Remembering Professor Emeritus Ralph Izard, the Manship School’s Former Interim Dean and Associate Dean of Graduate Studies
Sept. 9, 2020
We are saddened to have learned that Professor Emeritus Ralph Izard passed away on Sept. 3 at his home in Athens, Ohio. He was 81 years old.
Dr. Izard was a great champion of the Manship School, journalism education, inclusion and equity. He served as the interim dean of the Manship School from 2010-2011 and had been the School’s Sig Mickelson/CBS professor since 2001. He also served as the associate dean of graduate studies (2001-2004) and was inducted into the School’s Hall of Fame in 2014.
Before joining the Manship School, Dr. Izard was a faculty member at the E.W. Scripps School of Journalism for 32 years, 12 of which he served as the School’s director. Nationally regarded in journalism education, Dr. Izard was president of the Association of Schools of Journalism and Mass Communication from 1992-1993. He was a Freedom Forum fellow at the Media Studies Center in New York from 1998-1999 and editor of the Newspaper Research Journal from 1988-2000. Dr.
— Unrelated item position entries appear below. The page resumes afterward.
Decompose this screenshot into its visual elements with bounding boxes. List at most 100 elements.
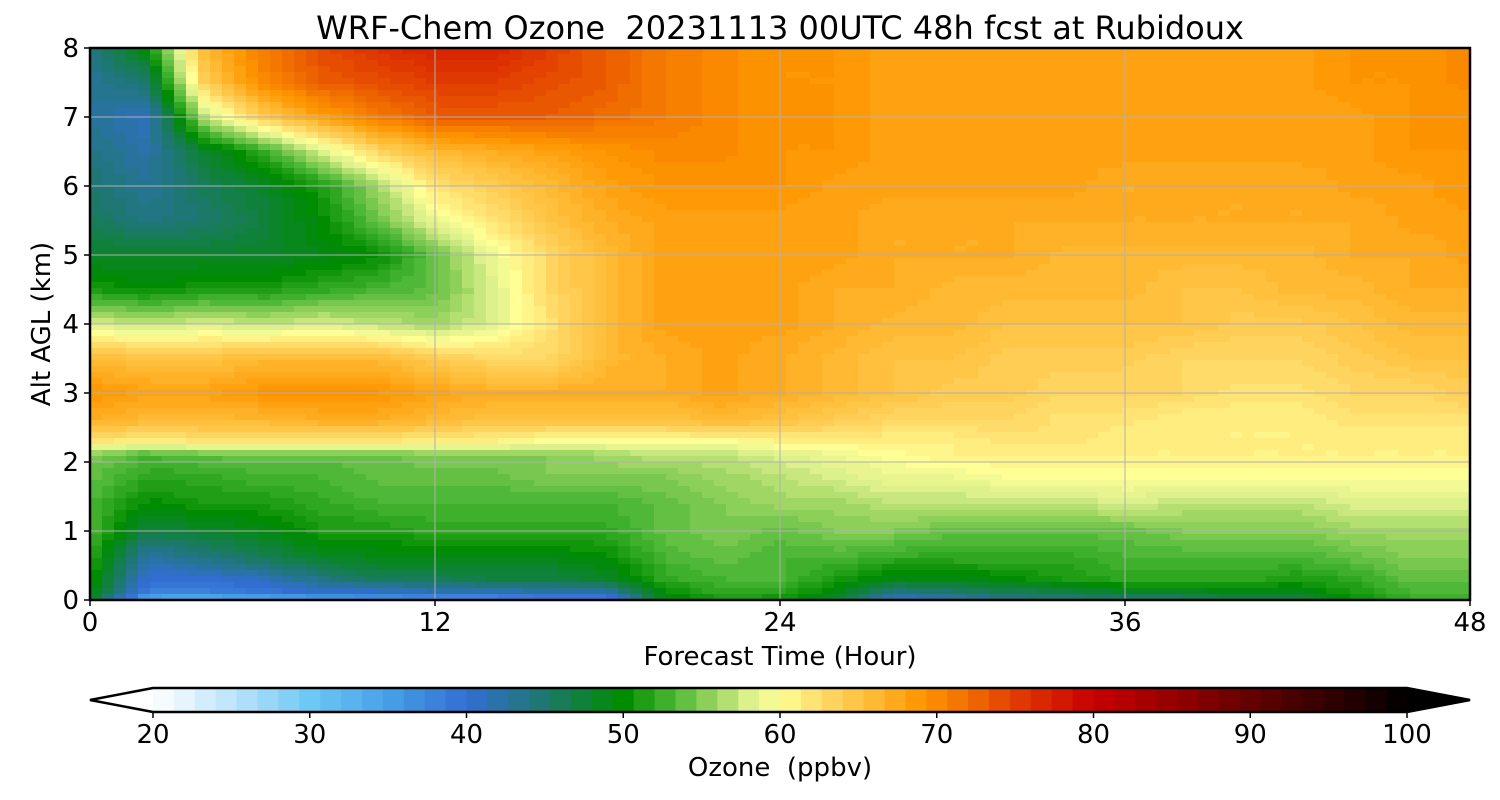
heatmap-cell (354, 306, 367, 313)
heatmap-cell (1194, 234, 1207, 241)
heatmap-cell (486, 192, 499, 199)
heatmap-cell (534, 186, 547, 193)
heatmap-cell (1038, 72, 1051, 79)
heatmap-cell (426, 156, 439, 163)
heatmap-cell (966, 48, 979, 55)
heatmap-cell (678, 162, 691, 169)
heatmap-cell (678, 186, 691, 193)
heatmap-cell (390, 60, 403, 67)
heatmap-cell (702, 120, 715, 127)
heatmap-cell (1026, 180, 1039, 187)
heatmap-cell (1386, 216, 1399, 223)
heatmap-cell (330, 162, 343, 169)
heatmap-cell (1362, 216, 1375, 223)
heatmap-cell (1254, 240, 1267, 247)
heatmap-cell (1398, 234, 1411, 241)
heatmap-cell (1014, 258, 1027, 265)
heatmap-cell (174, 228, 187, 235)
heatmap-cell (294, 300, 307, 307)
heatmap-cell (630, 120, 643, 127)
heatmap-cell (414, 288, 427, 295)
heatmap-cell (522, 210, 535, 217)
heatmap-cell (594, 234, 607, 241)
heatmap-cell (246, 96, 259, 103)
heatmap-cell (150, 174, 163, 181)
heatmap-cell (1002, 132, 1015, 139)
heatmap-cell (714, 162, 727, 169)
heatmap-cell (930, 150, 943, 157)
heatmap-cell (342, 276, 355, 283)
heatmap-cell (474, 270, 487, 277)
heatmap-cell (414, 78, 427, 85)
heatmap-cell (222, 48, 235, 55)
heatmap-cell (1026, 210, 1039, 217)
heatmap-cell (306, 204, 319, 211)
heatmap-cell (342, 306, 355, 313)
heatmap-cell (1026, 186, 1039, 193)
heatmap-cell (1446, 108, 1459, 115)
heatmap-cell (1362, 210, 1375, 217)
heatmap-cell (378, 192, 391, 199)
heatmap-cell (702, 66, 715, 73)
heatmap-cell (1374, 168, 1387, 175)
heatmap-cell (798, 198, 811, 205)
heatmap-cell (678, 60, 691, 67)
heatmap-cell (1182, 156, 1195, 163)
heatmap-cell (1422, 126, 1435, 133)
heatmap-cell (894, 294, 907, 301)
heatmap-cell (474, 138, 487, 145)
heatmap-cell (162, 132, 175, 139)
heatmap-cell (258, 144, 271, 151)
heatmap-cell (1446, 264, 1459, 271)
heatmap-cell (1098, 54, 1111, 61)
heatmap-cell (1422, 90, 1435, 97)
heatmap-cell (882, 162, 895, 169)
heatmap-cell (1074, 240, 1087, 247)
heatmap-cell (990, 180, 1003, 187)
heatmap-cell (918, 222, 931, 229)
heatmap-cell (606, 48, 619, 55)
heatmap-cell (222, 288, 235, 295)
heatmap-cell (690, 288, 703, 295)
heatmap-cell (1434, 288, 1447, 295)
heatmap-cell (1110, 96, 1123, 103)
heatmap-cell (570, 138, 583, 145)
heatmap-cell (1206, 84, 1219, 91)
heatmap-cell (1398, 258, 1411, 265)
heatmap-cell (1302, 246, 1315, 253)
heatmap-cell (1014, 150, 1027, 157)
heatmap-cell (450, 246, 463, 253)
heatmap-cell (222, 84, 235, 91)
heatmap-cell (186, 120, 199, 127)
heatmap-cell (186, 198, 199, 205)
heatmap-cell (450, 234, 463, 241)
heatmap-cell (1254, 168, 1267, 175)
heatmap-cell (1350, 234, 1363, 241)
heatmap-cell (582, 270, 595, 277)
heatmap-cell (366, 78, 379, 85)
heatmap-cell (150, 66, 163, 73)
heatmap-cell (858, 108, 871, 115)
heatmap-cell (510, 258, 523, 265)
heatmap-cell (498, 276, 511, 283)
heatmap-cell (1386, 258, 1399, 265)
heatmap-cell (198, 54, 211, 61)
heatmap-cell (1158, 258, 1171, 265)
heatmap-cell (1122, 228, 1135, 235)
heatmap-cell (150, 210, 163, 217)
heatmap-cell (1158, 216, 1171, 223)
heatmap-cell (1242, 270, 1255, 277)
heatmap-cell (930, 144, 943, 151)
heatmap-cell (882, 174, 895, 181)
heatmap-cell (222, 222, 235, 229)
heatmap-cell (1026, 126, 1039, 133)
heatmap-cell (1158, 270, 1171, 277)
heatmap-cell (1062, 264, 1075, 271)
heatmap-cell (1302, 66, 1315, 73)
heatmap-cell (1218, 156, 1231, 163)
heatmap-cell (1182, 102, 1195, 109)
heatmap-cell (954, 234, 967, 241)
heatmap-cell (450, 258, 463, 265)
heatmap-cell (1266, 144, 1279, 151)
heatmap-cell (1350, 90, 1363, 97)
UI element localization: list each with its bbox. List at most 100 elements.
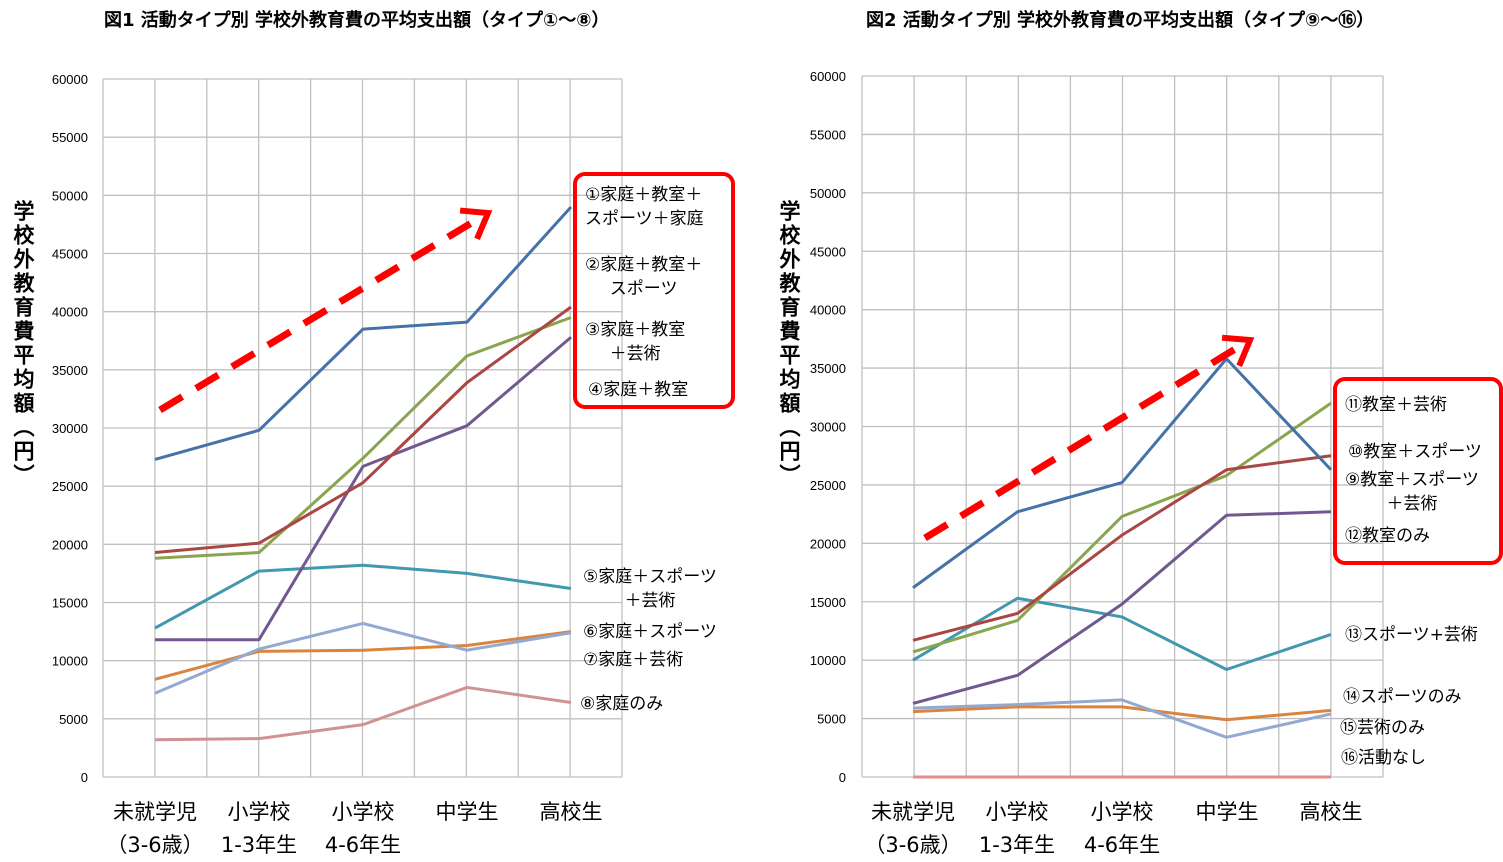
x-tick-label-line: 未就学児 <box>871 800 955 824</box>
x-tick-label: 中学生 <box>412 796 522 862</box>
y-tick-label: 60000 <box>810 69 846 84</box>
x-tick-label: 小学校 4-6年生 <box>1067 796 1177 862</box>
series-label: ⑬スポーツ+芸術 <box>1345 623 1478 647</box>
series-label: ⑩教室＋スポーツ <box>1348 440 1482 464</box>
x-tick-label-line <box>1276 829 1386 862</box>
series-label-line: ③家庭＋教室 <box>585 320 686 340</box>
x-tick-label-line: 高校生 <box>1299 800 1363 824</box>
trend-arrow-line <box>923 346 1237 541</box>
series-line <box>154 563 572 630</box>
series-label-line: ⑫教室のみ <box>1345 526 1430 546</box>
chart2-y-axis-title: 学校外教育費平均額（円） <box>777 200 801 488</box>
x-tick-label-line: 小学校 <box>227 800 291 824</box>
series-label: ⑦家庭＋芸術 <box>583 648 683 672</box>
x-tick-label-line: 1-3年生 <box>978 833 1056 857</box>
series-label-line: ⑦家庭＋芸術 <box>583 650 684 670</box>
series-label-line: ⑬スポーツ+芸術 <box>1345 625 1478 645</box>
series-line <box>912 401 1332 654</box>
series-line <box>154 205 573 461</box>
x-tick-label: 未就学児 （3-6歳） <box>858 796 968 862</box>
series-line <box>912 596 1332 672</box>
y-tick-label: 20000 <box>810 536 846 551</box>
series-line <box>154 621 572 695</box>
y-tick-label: 10000 <box>52 654 88 669</box>
series-label: ⑪教室＋芸術 <box>1345 393 1447 417</box>
series-label-line: ⑮芸術のみ <box>1340 718 1425 738</box>
series-label-line: ⑤家庭＋スポーツ <box>583 567 717 587</box>
x-tick-label-line: 中学生 <box>435 800 499 824</box>
y-tick-label: 50000 <box>52 188 88 203</box>
series-line <box>912 357 1333 589</box>
y-tick-label: 60000 <box>52 72 88 87</box>
y-tick-label: 45000 <box>810 244 846 259</box>
y-tick-label: 45000 <box>52 247 88 262</box>
y-tick-label: 0 <box>81 770 88 785</box>
y-tick-label: 25000 <box>810 478 846 493</box>
series-label: ①家庭＋教室＋ スポーツ＋家庭 <box>585 183 704 231</box>
y-tick-label: 15000 <box>810 595 846 610</box>
x-tick-label-line <box>412 829 522 862</box>
x-tick-label: 中学生 <box>1172 796 1282 862</box>
series-label-line: ⑨教室＋スポーツ <box>1345 470 1479 490</box>
x-tick-label-line: （3-6歳） <box>106 833 204 857</box>
series-line <box>155 336 572 642</box>
x-tick-label-line: 未就学児 <box>113 800 197 824</box>
x-tick-label-line <box>1172 829 1282 862</box>
y-tick-label: 5000 <box>817 712 846 727</box>
x-tick-label: 未就学児 （3-6歳） <box>100 796 210 862</box>
trend-arrow-head-icon <box>459 207 493 240</box>
y-tick-label: 5000 <box>59 712 88 727</box>
series-label: ⑫教室のみ <box>1345 524 1430 548</box>
series-line <box>912 705 1332 722</box>
series-label: ⑥家庭＋スポーツ <box>583 620 717 644</box>
x-tick-label-line: 4-6年生 <box>324 833 402 857</box>
series-line <box>912 454 1332 642</box>
series-label: ④家庭＋教室 <box>588 378 688 402</box>
series-label: ⑭スポーツのみ <box>1343 685 1462 709</box>
series-line <box>154 630 572 681</box>
series-label-line: ＋芸術 <box>1386 494 1438 514</box>
x-tick-label-line: 1-3年生 <box>220 833 298 857</box>
y-tick-label: 20000 <box>52 537 88 552</box>
y-tick-label: 30000 <box>52 421 88 436</box>
x-tick-label-line: 小学校 <box>1090 800 1154 824</box>
series-label-line: ④家庭＋教室 <box>588 380 689 400</box>
series-label-line: ⑯活動なし <box>1341 748 1426 768</box>
series-line <box>154 316 572 560</box>
series-line <box>912 510 1332 705</box>
y-tick-label: 55000 <box>52 130 88 145</box>
x-tick-label: 小学校 4-6年生 <box>308 796 418 862</box>
chart1-plot: 0 5000 10000 15000 20000 25000 30000 35000 40000… <box>52 72 623 785</box>
chart2-plot: 0 5000 10000 15000 20000 25000 30000 35000 40000… <box>810 69 1384 785</box>
series-label-line: ⑪教室＋芸術 <box>1345 395 1447 415</box>
x-tick-label-line: 小学校 <box>985 800 1049 824</box>
y-tick-label: 25000 <box>52 479 88 494</box>
y-tick-label: 10000 <box>810 653 846 668</box>
x-tick-label: 高校生 <box>516 796 626 862</box>
y-tick-label: 0 <box>839 770 846 785</box>
series-label: ⑤家庭＋スポーツ ＋芸術 <box>583 565 717 613</box>
x-tick-label-line: 中学生 <box>1195 800 1259 824</box>
series-label-line: ⑥家庭＋スポーツ <box>583 622 717 642</box>
y-tick-label: 50000 <box>810 186 846 201</box>
chart1-highlight-box <box>573 172 735 409</box>
series-line <box>154 685 572 742</box>
series-label-line: ⑧家庭のみ <box>580 694 664 714</box>
series-label-line: ＋芸術 <box>624 591 676 611</box>
y-tick-label: 55000 <box>810 127 846 142</box>
series-label: ⑧家庭のみ <box>580 692 663 716</box>
x-tick-label-line <box>516 829 626 862</box>
x-tick-label: 小学校 1-3年生 <box>204 796 314 862</box>
series-label: ②家庭＋教室＋ スポーツ <box>585 253 702 301</box>
chart2-highlight-box <box>1333 377 1503 565</box>
series-label: ⑨教室＋スポーツ ＋芸術 <box>1345 468 1479 516</box>
series-label-line: スポーツ <box>609 279 678 299</box>
series-label: ⑮芸術のみ <box>1340 716 1425 740</box>
series-line <box>154 305 572 554</box>
series-label-line: ①家庭＋教室＋ <box>585 185 703 205</box>
series-label-line: ②家庭＋教室＋ <box>585 255 703 275</box>
x-tick-label-line: 4-6年生 <box>1083 833 1161 857</box>
series-label-line: ⑭スポーツのみ <box>1343 687 1462 707</box>
series-line <box>912 698 1332 739</box>
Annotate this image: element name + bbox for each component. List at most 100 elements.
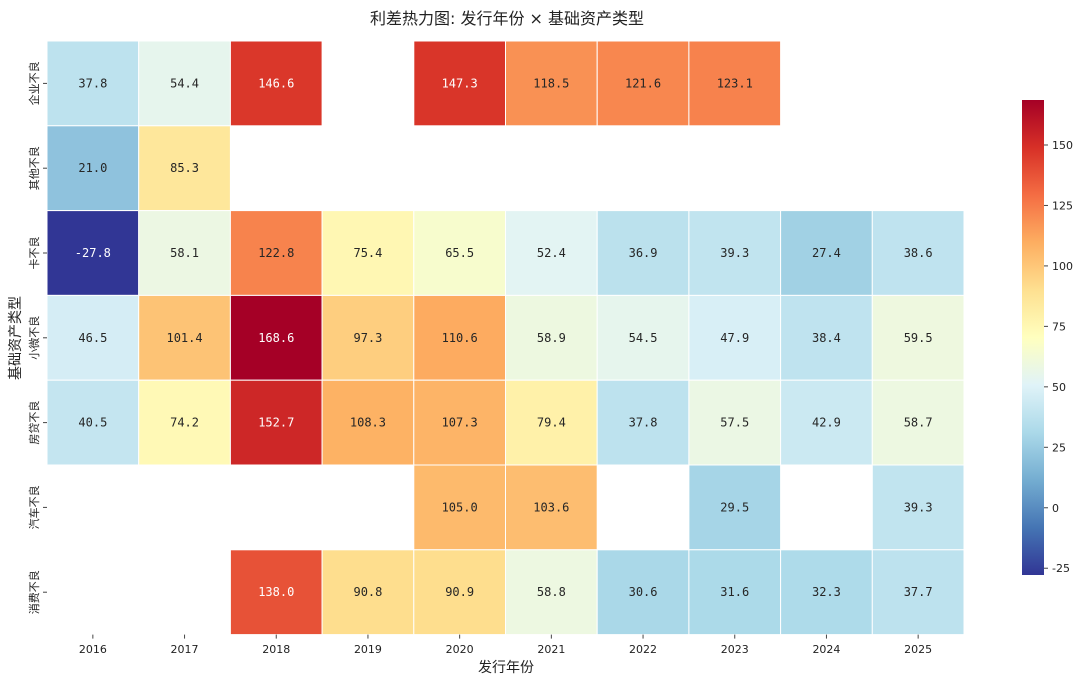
heatmap-cell <box>413 549 506 636</box>
cell-value-label: 122.8 <box>258 246 294 260</box>
cell-value-label: 54.5 <box>629 331 658 345</box>
heatmap-cell <box>46 40 140 127</box>
heatmap-cell <box>688 379 782 466</box>
cell-value-label: 108.3 <box>350 416 386 430</box>
cell-value-label: 168.6 <box>258 331 294 345</box>
cell-value-label: 58.9 <box>537 331 566 345</box>
heatmap-cell <box>46 294 140 381</box>
heatmap-cell <box>596 549 690 636</box>
cell-value-label: 79.4 <box>537 416 566 430</box>
x-tick-label: 2019 <box>354 643 382 656</box>
x-tick-label: 2018 <box>262 643 290 656</box>
y-tick-label: 其他不良 <box>27 146 41 190</box>
y-tick-label: 小微不良 <box>27 316 41 360</box>
heatmap-cell <box>321 549 415 636</box>
heatmap-cell <box>688 549 782 636</box>
x-tick-label: 2023 <box>721 643 749 656</box>
heatmap-cell <box>413 464 506 551</box>
heatmap-cell <box>596 379 690 466</box>
cell-value-label: 138.0 <box>258 585 294 599</box>
heatmap-cell <box>780 294 873 381</box>
cell-value-label: 59.5 <box>904 331 933 345</box>
cell-value-label: 90.9 <box>445 585 474 599</box>
heatmap-cell <box>321 294 415 381</box>
colorbar-tick-label: 100 <box>1052 260 1073 273</box>
cell-value-label: 101.4 <box>166 331 202 345</box>
cell-value-label: 38.6 <box>904 246 933 260</box>
heatmap-cell <box>229 40 323 127</box>
heatmap-cell <box>780 379 873 466</box>
cell-value-label: 90.8 <box>353 585 382 599</box>
cell-value-label: 65.5 <box>445 246 474 260</box>
cell-value-label: 40.5 <box>78 416 107 430</box>
cell-value-label: 37.8 <box>78 76 107 90</box>
y-axis-title: 基础资产类型 <box>7 296 24 380</box>
x-tick-label: 2022 <box>629 643 657 656</box>
cell-value-label: 52.4 <box>537 246 566 260</box>
chart-title: 利差热力图: 发行年份 × 基础资产类型 <box>370 9 644 28</box>
cell-value-label: 42.9 <box>812 416 841 430</box>
heatmap-cell <box>321 210 415 296</box>
heatmap-cell <box>688 294 782 381</box>
cell-value-label: 147.3 <box>442 76 478 90</box>
heatmap-cell <box>596 210 690 296</box>
cells-layer: 37.8 54.4 146.6 147.3 118.5 121.6 123.1 21.0 85.… <box>46 40 965 636</box>
cell-value-label: 103.6 <box>533 500 569 514</box>
cell-value-label: 75.4 <box>353 246 382 260</box>
x-tick-label: 2025 <box>904 643 932 656</box>
colorbar-gradient <box>1022 100 1044 575</box>
cell-value-label: 58.8 <box>537 585 566 599</box>
cell-value-label: 46.5 <box>78 331 107 345</box>
cell-value-label: 31.6 <box>720 585 749 599</box>
heatmap-cell <box>413 40 506 127</box>
x-ticks: 2016 2017 2018 2019 2020 2021 2022 2023 2024 2025 <box>79 634 932 656</box>
cell-value-label: 123.1 <box>717 76 753 90</box>
cell-value-label: 27.4 <box>812 246 841 260</box>
heatmap-cell <box>505 40 598 127</box>
cell-value-label: 152.7 <box>258 416 294 430</box>
cell-value-label: 37.8 <box>629 416 658 430</box>
heatmap-cell <box>505 294 598 381</box>
heatmap-cell <box>229 210 323 296</box>
colorbar-tick-label: 75 <box>1052 320 1066 333</box>
colorbar-tick-label: 25 <box>1052 441 1066 454</box>
heatmap-cell <box>780 210 873 296</box>
cell-value-label: 54.4 <box>170 76 199 90</box>
cell-value-label: 21.0 <box>78 161 107 175</box>
cell-value-label: 29.5 <box>720 500 749 514</box>
cell-value-label: 30.6 <box>629 585 658 599</box>
cell-value-label: 58.7 <box>904 416 933 430</box>
cell-value-label: 36.9 <box>629 246 658 260</box>
heatmap-cell <box>871 379 965 466</box>
cell-value-label: 97.3 <box>353 331 382 345</box>
heatmap-cell <box>871 210 965 296</box>
cell-value-label: 105.0 <box>442 500 478 514</box>
heatmap-cell <box>505 210 598 296</box>
x-tick-label: 2024 <box>812 643 840 656</box>
cell-value-label: 47.9 <box>720 331 749 345</box>
heatmap-cell <box>138 379 231 466</box>
cell-value-label: 39.3 <box>720 246 749 260</box>
heatmap-cell <box>596 40 690 127</box>
cell-value-label: 107.3 <box>442 416 478 430</box>
x-tick-label: 2016 <box>79 643 107 656</box>
cell-value-label: 74.2 <box>170 416 199 430</box>
x-tick-label: 2021 <box>537 643 565 656</box>
heatmap-cell <box>688 40 782 127</box>
cell-value-label: 85.3 <box>170 161 199 175</box>
heatmap-cell <box>505 379 598 466</box>
heatmap-cell <box>780 549 873 636</box>
colorbar-tick-label: 50 <box>1052 381 1066 394</box>
y-tick-label: 企业不良 <box>27 61 41 105</box>
heatmap-cell <box>138 40 231 127</box>
heatmap-cell <box>871 294 965 381</box>
y-tick-label: 汽车不良 <box>27 485 41 529</box>
colorbar-tick-label: 0 <box>1052 502 1059 515</box>
cell-value-label: 110.6 <box>442 331 478 345</box>
cell-value-label: 37.7 <box>904 585 933 599</box>
y-tick-label: 房贷不良 <box>27 401 41 445</box>
cell-value-label: 58.1 <box>170 246 199 260</box>
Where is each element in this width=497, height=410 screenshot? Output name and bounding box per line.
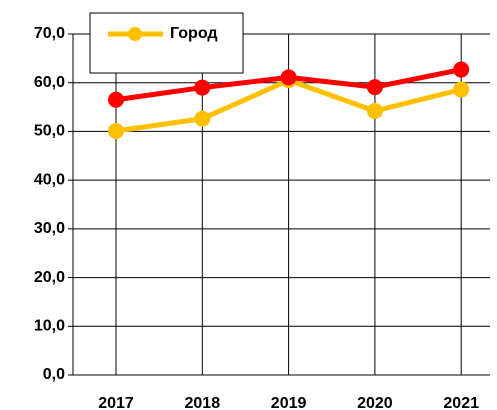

Izard specialized in media ethics, the First Amendment, and diversity and inclusion.
Dr. Izard’s work leaves a lasting impression on the field of journalism and the Manship School. In 2002, he co-founded the Media Diversity Forum, a national database of diversity resources, including commentary, news and analysis, media and national diversity organizations, and sample media diversity syllabi. The Forum, a project of the Manship School, now serves as the host site for the Minorities and Communication Division of the Association for Education in Journalism and Mass Communication (AEJMC). Led by Dr. Izard’s efforts, the Manship School was the inaugural recipient of AEJMC’s Equity and Diversity Award in 2009.
Dr. Izard co-authored or edited six books and countless articles on journalism ethics, professional development, the First Amendment, and diversity and inclusion. In the field of journalism, Dr. Izard worked for two newspapers and four bureaus of The Associated Press. He served as a consultant for the U.S. Information Services in the South Pacific and for Mitchell College of Advanced Education in Australia and conducted professional journalism workshops on five continents. In 2007, the Society of Professional Journalists honored him with the Distinguished Teaching in Journalism Award.
Dr. Izard once said in an interview about teaching graduate students: “What I really loved was the students who challenged me. These were students who were not satisfied that I was teaching them. They wanted to teach me, and they did. I was in my late 20s, early 30s during that period – I had a lot to learn and still do, but I learned a lot and I’ve developed very satisfying professional and personal relationships with a whole lot of people who were dedicated to truth and who were dedicated to journalism as a force that could serve truth.”
Dr. Izard was a remarkable leader, journalist, professor, colleague and friend. We extend our deepest condolences to his loved ones. A memorial service will be scheduled at a suitable time.